World
There were plenty of surprises at the 2017 New York International Olive Oil Competition — but few caused quite as much of a stir as the Gold Award won by a Chinese producer.
You can’t imagine how happy they are. These guys want to leave a mark in the industry.- Pablo Cesar Canamasas
Olive oil production is still in its infancy in China. And no producer had yet developed a reputation for high quality. Yet this year, a robust Picholine from olives grown in Longnan, Guansu Province beat out some of the best-known brands on earth.
What is the story behind this remarkable victory? It started with an unexpected phone call.
Opportunity calls
“I was running a course at UC Davis,” said Pablo Cesar Canamasas, an agronomic engineer, “when I got a call from some guy who said he was calling from China and that they needed some help with their olives. I didn’t even know there were olives in China, to be honest.”
The caller, however, knew all about Canamasas.
The 44-year old Argentinian has become a well-known name in olive oil circles around the globe. Educated in his native country and in Spain, Canamasas has run production facilities in Australia and consulted companies in Israel, Chile, the United States and elsewhere.
The caller convinced Canamasas that his next tour of duty should be in China.
A short time later, Canamasas arrived to find an olive oil industry quite different from what he was used to.
“They picked late in the season. They picked black fruit, processed rotten fruit,” he said. “They wouldn’t recognize a good oil from a bad one.”
Canamasas quickly realized the core problem. Roughly 70 percent of the fruit the company processed was destined for third parties. Quality wasn’t the company’s concern, volume was.
Canamasas became convinced that there was considerable untapped potential for the company if it sought to make better oil, not just more of it. But there were considerable barriers to that approach.
First, there was language. Canamasas doesn’t speak Mandarin. Second, there’s the often opaque structure of the Chinese business.
The privately held company that hired him, Longnan Xiangyu Olives Development Co. Ltd., had multiple levels of management and oversight. “You don’t get to see the real owners,” Canamasas said. “It can be difficult to reach the people who actually make the decisions.”
For the first year, Canamasas put his focus on “simply trying to make a decent oil to start,” while trying to convince senior executives to invest in quality. “It was a hard sell,” he said.
Roads paved with gold
If high-quality, award-winning oils are your goal, you could do a lot worse than working with Canamasas.
In his roughly two decades in the industry, he’s worked with a slew of the best-known brands in the world, including Boundary Bend and California Olive Ranch. The Australian government has funded his research into extraction and processing techniques, and he’s lectured in Japan, Italy, Australia, New Zealand and elsewhere.
Perhaps it was that level of experience that finally convinced the Chinese investors to make a push for quality. But whatever the reason, when they decided to push, they pushed hard.

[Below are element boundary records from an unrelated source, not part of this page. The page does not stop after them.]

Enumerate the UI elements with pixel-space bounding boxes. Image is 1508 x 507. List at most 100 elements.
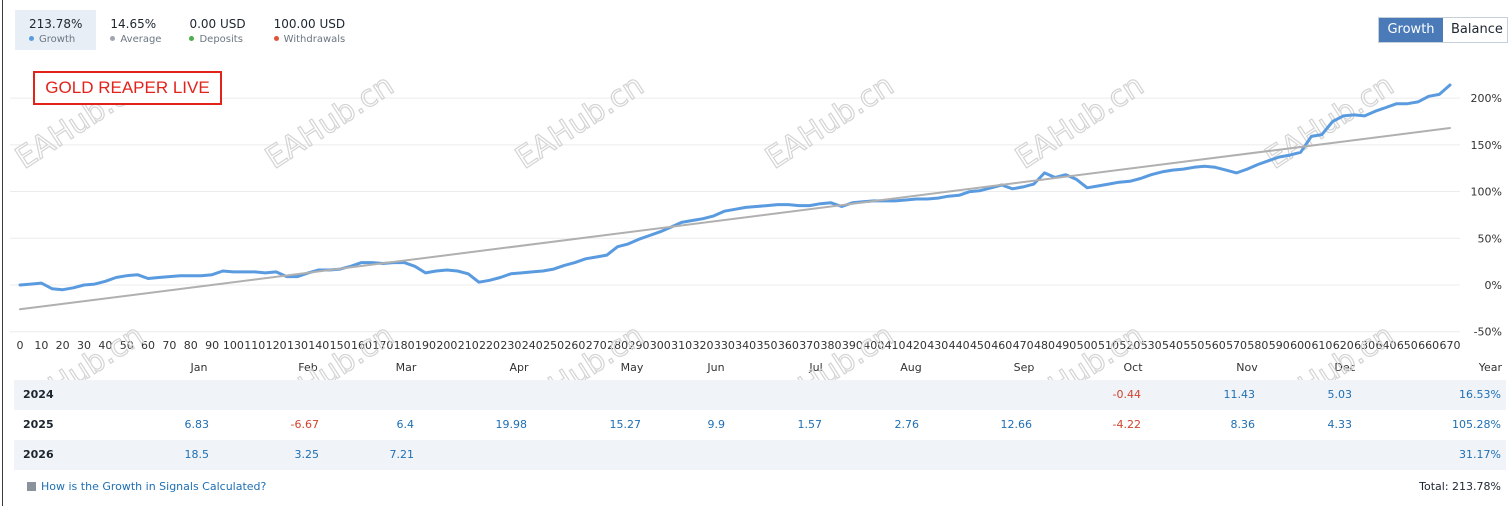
x-tick-label: 380: [821, 339, 842, 352]
x-tick-label: 150: [330, 339, 351, 352]
watermark: EAHub.cn: [1259, 68, 1400, 176]
x-tick-label: 550: [1183, 339, 1204, 352]
y-tick-label: -50%: [1474, 326, 1502, 339]
x-tick-label: 360: [778, 339, 799, 352]
stat-deposits[interactable]: 0.00 USD Deposits: [175, 10, 259, 50]
x-tick-label: 70: [162, 339, 176, 352]
x-tick-label: 200: [436, 339, 457, 352]
x-tick-label: 80: [184, 339, 198, 352]
month-value-cell: 2.76: [894, 418, 920, 431]
x-tick-label: 610: [1311, 339, 1332, 352]
table-row: 2024 -0.44 11.43 5.03 16.53%: [14, 380, 1506, 410]
stat-growth[interactable]: 213.78% Growth: [15, 10, 97, 50]
month-value-cell: 9.9: [707, 418, 726, 431]
month-value-cell: 7.21: [389, 448, 415, 461]
x-tick-label: 570: [1226, 339, 1247, 352]
growth-help-link[interactable]: How is the Growth in Signals Calculated?: [27, 480, 266, 493]
x-tick-label: 30: [77, 339, 91, 352]
year-cell: 2024: [23, 388, 54, 401]
x-tick-label: 390: [842, 339, 863, 352]
x-tick-label: 450: [970, 339, 991, 352]
month-value-cell: 15.27: [609, 418, 642, 431]
x-tick-label: 670: [1440, 339, 1461, 352]
y-tick-label: 150%: [1471, 139, 1502, 152]
stat-label-text: Growth: [39, 34, 76, 45]
x-tick-label: 130: [287, 339, 308, 352]
x-tick-label: 210: [458, 339, 479, 352]
month-value-cell: 3.25: [294, 448, 320, 461]
x-tick-label: 180: [394, 339, 415, 352]
month-value-cell: 8.36: [1230, 418, 1256, 431]
x-tick-label: 310: [671, 339, 692, 352]
x-tick-label: 330: [714, 339, 735, 352]
help-link-text: How is the Growth in Signals Calculated?: [41, 480, 267, 493]
x-tick-label: 500: [1077, 339, 1098, 352]
growth-line: [18, 83, 1452, 292]
x-tick-label: 370: [799, 339, 820, 352]
total-growth: Total: 213.78%: [1419, 480, 1501, 493]
month-header: Aug: [900, 361, 921, 374]
y-tick-label: 50%: [1478, 232, 1502, 245]
month-value-cell: 11.43: [1223, 388, 1256, 401]
chart-mode-toggle: Growth Balance: [1378, 17, 1508, 43]
stat-value: 100.00 USD: [273, 17, 346, 31]
month-value-cell: 12.66: [1000, 418, 1033, 431]
month-value-cell: 6.4: [396, 418, 415, 431]
x-tick-label: 460: [991, 339, 1012, 352]
x-tick-label: 160: [351, 339, 372, 352]
x-tick-label: 600: [1290, 339, 1311, 352]
stat-label-text: Deposits: [199, 34, 243, 45]
x-tick-label: 110: [244, 339, 265, 352]
stat-label-text: Average: [120, 34, 162, 45]
stat-label-text: Withdrawals: [283, 34, 346, 45]
stat-withdrawals[interactable]: 100.00 USD Withdrawals: [260, 10, 360, 50]
month-header: May: [621, 361, 644, 374]
x-tick-label: 140: [308, 339, 329, 352]
month-header: Apr: [509, 361, 529, 374]
x-tick-label: 280: [607, 339, 628, 352]
month-header: Dec: [1334, 361, 1355, 374]
x-tick-label: 410: [885, 339, 906, 352]
x-tick-label: 270: [586, 339, 607, 352]
x-tick-label: 510: [1098, 339, 1119, 352]
year-cell: 2025: [23, 418, 54, 431]
x-tick-label: 490: [1055, 339, 1076, 352]
watermark: EAHub.cn: [759, 68, 900, 176]
month-header: Mar: [396, 361, 417, 374]
x-tick-label: 580: [1247, 339, 1268, 352]
stat-value: 0.00 USD: [189, 17, 246, 31]
stats-bar: 213.78% Growth 14.65% Average 0.00 USD Deposi…: [15, 10, 359, 50]
balance-tab[interactable]: Balance: [1443, 18, 1507, 42]
watermark: EAHub.cn: [259, 68, 400, 176]
year-header: Year: [1478, 361, 1503, 374]
growth-tab[interactable]: Growth: [1379, 18, 1443, 42]
x-tick-label: 440: [949, 339, 970, 352]
stat-average[interactable]: 14.65% Average: [96, 10, 175, 50]
year-cell: 2026: [23, 448, 54, 461]
month-value-cell: 5.03: [1327, 388, 1353, 401]
x-tick-label: 260: [564, 339, 585, 352]
month-value-cell: 19.98: [495, 418, 528, 431]
table-row: 2025 6.83 -6.67 6.4 19.98 15.27 9.9 1.57 2.76 12.…: [14, 410, 1506, 440]
year-total-cell: 16.53%: [1459, 388, 1501, 401]
x-tick-label: 590: [1269, 339, 1290, 352]
x-tick-label: 170: [372, 339, 393, 352]
month-value-cell: -4.22: [1112, 418, 1141, 431]
help-icon: [27, 482, 36, 491]
stat-value: 14.65%: [110, 17, 157, 31]
monthly-returns-table: 2024 -0.44 11.43 5.03 16.53% 2025 6.83 -6.67 6.4…: [14, 380, 1506, 470]
x-tick-label: 660: [1418, 339, 1439, 352]
x-tick-label: 420: [906, 339, 927, 352]
x-tick-label: 640: [1375, 339, 1396, 352]
month-value-cell: -6.67: [290, 418, 319, 431]
month-value-cell: 18.5: [184, 448, 210, 461]
signal-name-label: GOLD REAPER LIVE: [33, 71, 222, 105]
growth-chart: 200% 150% 100% 50% 0% -50% 0 10 20 30 40 50 60 70 80 90…: [9, 67, 1503, 380]
month-value-cell: -0.44: [1112, 388, 1141, 401]
x-tick-label: 230: [500, 339, 521, 352]
x-tick-label: 540: [1162, 339, 1183, 352]
x-tick-label: 60: [141, 339, 155, 352]
x-tick-label: 350: [757, 339, 778, 352]
x-tick-label: 290: [628, 339, 649, 352]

“The second year I went to China, I found they had built this monstrous processing plant in just six months,” Canamasas said. The plant was filled with top-line equipment from Italy and Germany. Everything was new, “It was beautiful,” he said.
The company continued to pour resources into the business. Adding a bottling line and a state-of-the-art laboratory. “They’ve probably invested “$50 million in the past year alone,” Canamasas said.
But the crucial moment came last September after the company and Canamasas committed to producing the best oil possible and entering it in the New York competition.
Canamasas and his team spent a full day in the mountains checking for olive groves with fruit that had the potential to make high-quality oil. They selected ten different varieties to be picked and then processed within the two weeks.
Workers at the plant processed the fruit as soon as it arrived, using low temperatures for malaxation and keeping the oil in the tanks for two days under nitrogen.
The win
In April, the Picholine that began its life on that mountain in Longnan won Gold at the New York International Olive Oil Competition. It was a first for Xiangyu and all of China.
“You can’t imagine how happy they are,” Canamasas said.
The question, of course, is what’s next for Xiangyu and the Chinese olive oil industry. “They’re hungry about learning,” Canamasas said. “That’s what impresses me the most about them.”
The industry in China is new and filled with young, entrepreneurial companies. There’s still not enough olive oil produced in China even to stock the local markets, but Canamasas is optimistic.
“These guys want to leave a mark in the industry. They have the drive,” he said. “That’s what got me hooked.”